I’m not saying in any way that I totally transcended my
feelings of unworthiness in seven days. But I am saying that I have fully
committed myself to The Work and I’m already living in stronger alignment with universe
and it’s plan for me. I’ve been able to clearly see the patterns of thought,
emotions and actions that are little red flags along the way, letting my
conscious brain know that I may be spiraling. I’ve listed alternative actions that
I can start practicing in order to keep myself in alignment with feelings of
worthiness and self-love. (For example, when I start to avoid seeing my loved
ones because I believe that I am burdening them, this is a red flag, and I must instead actively fight
that belief by reaching out and admitting that I need help). I have visualized
situations that may trigger me into a dark place again, and instead, I see
myself responding in a way where I hold onto my power and self-worth. I even
did the hardest step, which is constantly in progress: working through associative
memories that are branded into my emotional body. Facing my most triggering
memories, working through every aspect of them and relinquishing them unto the
universe to replace that toxic imprint with cosmic love.

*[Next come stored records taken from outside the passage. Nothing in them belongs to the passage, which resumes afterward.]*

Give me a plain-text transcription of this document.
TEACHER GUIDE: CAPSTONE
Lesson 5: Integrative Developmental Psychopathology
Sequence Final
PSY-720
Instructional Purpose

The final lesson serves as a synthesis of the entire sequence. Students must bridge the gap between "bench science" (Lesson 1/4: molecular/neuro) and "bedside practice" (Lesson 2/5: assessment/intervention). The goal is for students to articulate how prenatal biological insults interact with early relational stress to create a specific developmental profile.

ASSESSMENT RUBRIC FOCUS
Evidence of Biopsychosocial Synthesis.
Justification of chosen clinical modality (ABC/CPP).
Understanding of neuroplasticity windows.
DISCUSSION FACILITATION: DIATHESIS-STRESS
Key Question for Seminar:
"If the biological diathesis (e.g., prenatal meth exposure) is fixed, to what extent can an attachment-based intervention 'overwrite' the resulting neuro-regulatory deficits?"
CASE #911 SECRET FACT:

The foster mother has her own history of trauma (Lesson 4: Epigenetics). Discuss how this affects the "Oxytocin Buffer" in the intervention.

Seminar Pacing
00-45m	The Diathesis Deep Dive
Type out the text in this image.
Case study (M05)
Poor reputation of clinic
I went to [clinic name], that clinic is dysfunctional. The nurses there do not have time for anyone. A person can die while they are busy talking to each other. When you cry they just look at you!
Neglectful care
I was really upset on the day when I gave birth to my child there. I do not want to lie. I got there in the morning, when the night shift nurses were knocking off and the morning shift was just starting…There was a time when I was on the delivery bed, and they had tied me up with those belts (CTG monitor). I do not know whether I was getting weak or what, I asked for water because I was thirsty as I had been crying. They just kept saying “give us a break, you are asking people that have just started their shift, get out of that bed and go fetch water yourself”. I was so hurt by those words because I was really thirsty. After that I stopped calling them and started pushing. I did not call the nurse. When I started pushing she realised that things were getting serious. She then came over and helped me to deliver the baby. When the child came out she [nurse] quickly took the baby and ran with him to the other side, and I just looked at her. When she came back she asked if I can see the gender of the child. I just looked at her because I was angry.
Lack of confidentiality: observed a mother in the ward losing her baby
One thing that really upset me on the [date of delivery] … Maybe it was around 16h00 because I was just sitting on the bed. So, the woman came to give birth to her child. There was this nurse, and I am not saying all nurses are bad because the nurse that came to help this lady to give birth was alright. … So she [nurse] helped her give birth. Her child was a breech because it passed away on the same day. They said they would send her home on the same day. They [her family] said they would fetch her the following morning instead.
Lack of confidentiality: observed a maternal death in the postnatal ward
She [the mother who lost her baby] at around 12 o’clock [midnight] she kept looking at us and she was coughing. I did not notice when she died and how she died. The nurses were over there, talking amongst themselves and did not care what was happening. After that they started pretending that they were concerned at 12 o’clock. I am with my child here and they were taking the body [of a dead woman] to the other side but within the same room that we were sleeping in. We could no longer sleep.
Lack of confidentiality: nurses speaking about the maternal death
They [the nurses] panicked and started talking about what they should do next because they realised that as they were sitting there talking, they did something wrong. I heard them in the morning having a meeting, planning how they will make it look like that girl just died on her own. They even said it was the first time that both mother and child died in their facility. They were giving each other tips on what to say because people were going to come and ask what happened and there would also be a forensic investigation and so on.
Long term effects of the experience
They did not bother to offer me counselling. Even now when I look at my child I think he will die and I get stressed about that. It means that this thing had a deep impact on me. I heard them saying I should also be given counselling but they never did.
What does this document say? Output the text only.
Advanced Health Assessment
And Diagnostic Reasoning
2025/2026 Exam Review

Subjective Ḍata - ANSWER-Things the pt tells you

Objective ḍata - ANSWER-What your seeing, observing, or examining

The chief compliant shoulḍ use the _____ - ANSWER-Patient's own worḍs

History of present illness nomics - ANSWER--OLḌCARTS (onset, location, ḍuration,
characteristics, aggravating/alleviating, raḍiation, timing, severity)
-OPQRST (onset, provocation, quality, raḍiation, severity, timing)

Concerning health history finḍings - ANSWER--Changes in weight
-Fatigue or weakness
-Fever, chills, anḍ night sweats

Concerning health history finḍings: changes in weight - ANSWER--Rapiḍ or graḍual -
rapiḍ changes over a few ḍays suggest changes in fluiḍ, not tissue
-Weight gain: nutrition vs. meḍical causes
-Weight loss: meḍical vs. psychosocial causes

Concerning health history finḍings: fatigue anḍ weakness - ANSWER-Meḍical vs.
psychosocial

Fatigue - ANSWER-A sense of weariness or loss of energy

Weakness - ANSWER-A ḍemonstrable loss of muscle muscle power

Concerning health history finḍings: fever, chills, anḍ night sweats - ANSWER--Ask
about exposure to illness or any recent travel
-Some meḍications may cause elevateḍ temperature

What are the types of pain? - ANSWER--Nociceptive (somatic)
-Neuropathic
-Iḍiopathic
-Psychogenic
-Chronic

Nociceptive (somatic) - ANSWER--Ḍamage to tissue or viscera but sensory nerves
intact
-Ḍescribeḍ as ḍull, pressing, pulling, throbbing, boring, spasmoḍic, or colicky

I call this process The Work. And I want to say that it
takes courage. Bravery. Commitment. Fearlessness. I believe that doing this
work will help me in my next lifetime. I believe that this work will make me
into an even more powerful being. I believe that I can transcend the shackles
of my unconscious brain. I believe that this is what enlightenment looks like.
I’m not looking for nirvana. I’m looking for freedom.
When the love I have for myself matches the love that the
universe has for me, I will be truly aligned with my higher being. And with
that, my powers of manifestation and love will be stronger than ever. Just
watch. My love will change the world. I can feel it in every cell in my body.
And that, my dearest readers, is just the beginning of what I learned in Nepal.
<3 Jane
Beautiful writing, beautiful communication, Jane.